With a huff, I finally cave and fill my basket with as much of the God-awful pea soup as I can afford, and then treat myself to a box of Saltines to make it a little more bearable. And, since I made a good choice with the soup, I have enough left over for a package of lunch meat.

Before I can get tempted to grab anything else, I head up to the front and get in line to pay. I’m sure I have enough, but while I wait, I mentally add up everything in my basket and then count out my money so I have it ready to go. Miss Amanda may be making chit chat with every customer in front of me, asking about their kids and talking about the weather, but experience has taught me that it’s best if I’m ready to pay and leave quickly.
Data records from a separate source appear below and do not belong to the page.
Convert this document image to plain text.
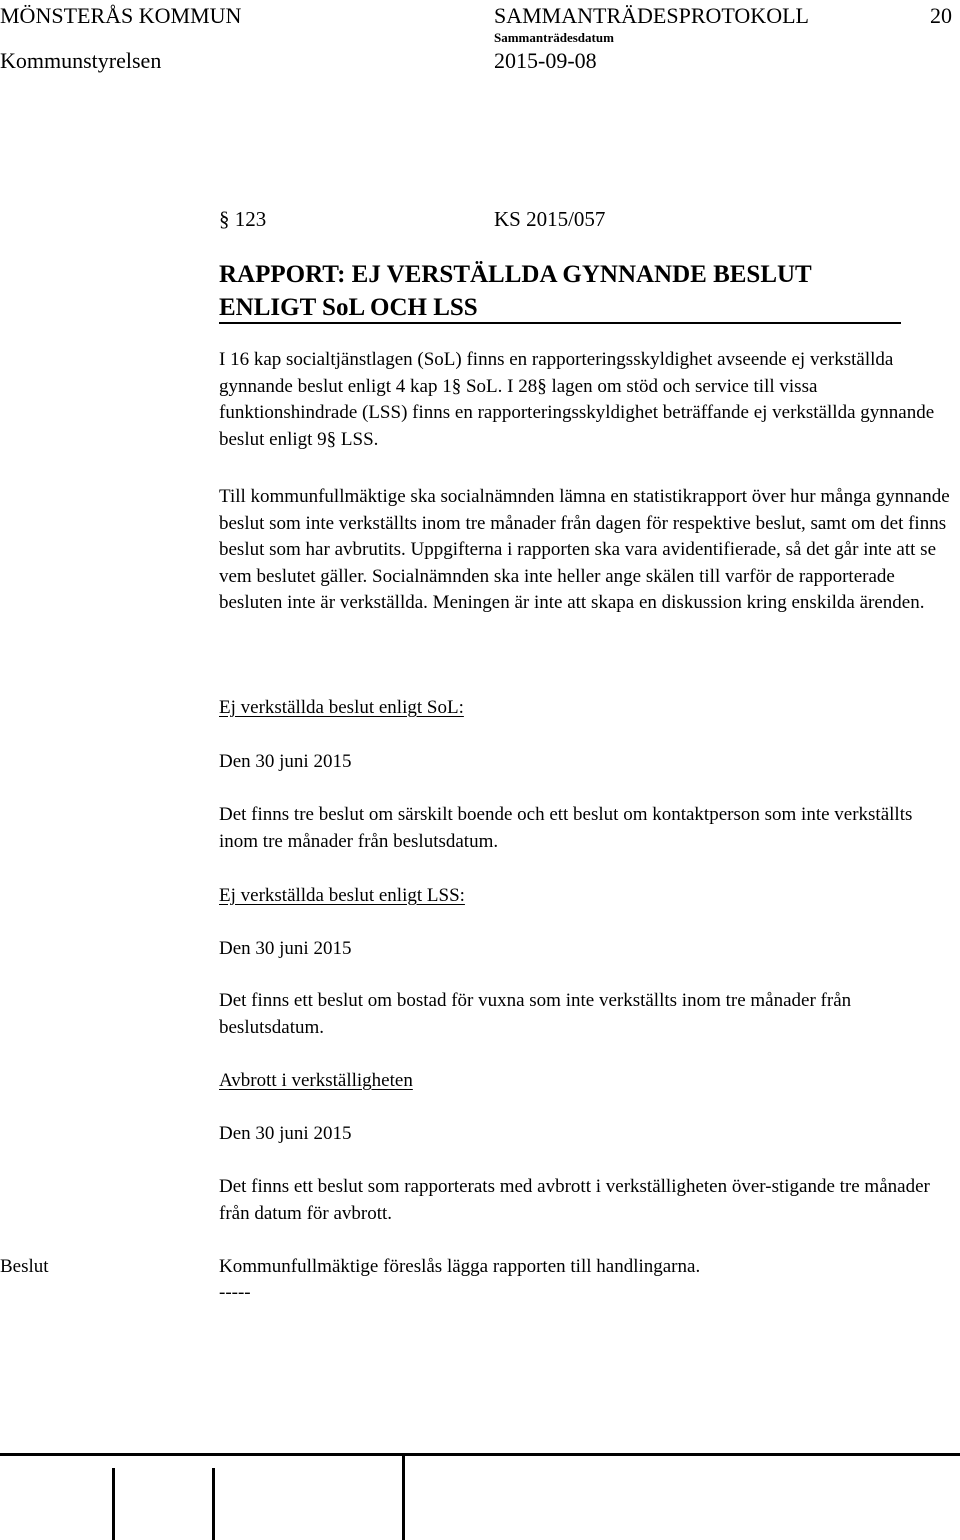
MÖNSTERÅS KOMMUN
Kommunstyrelsen
SAMMANTRÄDESPROTOKOLL
Sammanträdesdatum
2015-09-08
20
§ 123	KS 2015/057
RAPPORT: EJ VERSTÄLLDA GYNNANDE BESLUT
ENLIGT SoL OCH LSS

I 16 kap socialtjänstlagen (SoL) finns en rapporteringsskyldighet avseende ej verkställda gynnande beslut enligt 4 kap 1§ SoL. I 28§ lagen om stöd och service till vissa funktionshindrade (LSS) finns en rapporteringsskyldighet beträffande ej verkställda gynnande beslut enligt 9§ LSS.

Till kommunfullmäktige ska socialnämnden lämna en statistikrapport över hur många gynnande beslut som inte verkställts inom tre månader från dagen för respektive beslut, samt om det finns beslut som har avbrutits. Uppgifterna i rapporten ska vara avidentifierade, så det går inte att se vem beslutet gäller. Socialnämnden ska inte heller ange skälen till varför de rapporterade besluten inte är verkställda. Meningen är inte att skapa en diskussion kring enskilda ärenden.

Ej verkställda beslut enligt SoL:
Den 30 juni 2015

Det finns tre beslut om särskilt boende och ett beslut om kontaktperson som inte verkställts inom tre månader från beslutsdatum.

Ej verkställda beslut enligt LSS:
Den 30 juni 2015

Det finns ett beslut om bostad för vuxna som inte verkställts inom tre månader från beslutsdatum.

Avbrott i verkställigheten
Den 30 juni 2015

Det finns ett beslut som rapporterats med avbrott i verkställigheten över-stigande tre månader från datum för avbrott.

Beslut	Kommunfullmäktige föreslås lägga rapporten till handlingarna.
-----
The line shuffles forward, and when it’s my turn, I unload my basket, keeping my head down and trying to ignore the feeling of Miss Amanda’s eyes on me. She don’t mean no harm by staring; I know most folks can’t help it. Neither of us say a word as I hand over my payment, she gives me back my change, and then I grab my bags and hustle out of the store, feeling a dozen eyes on me as I go.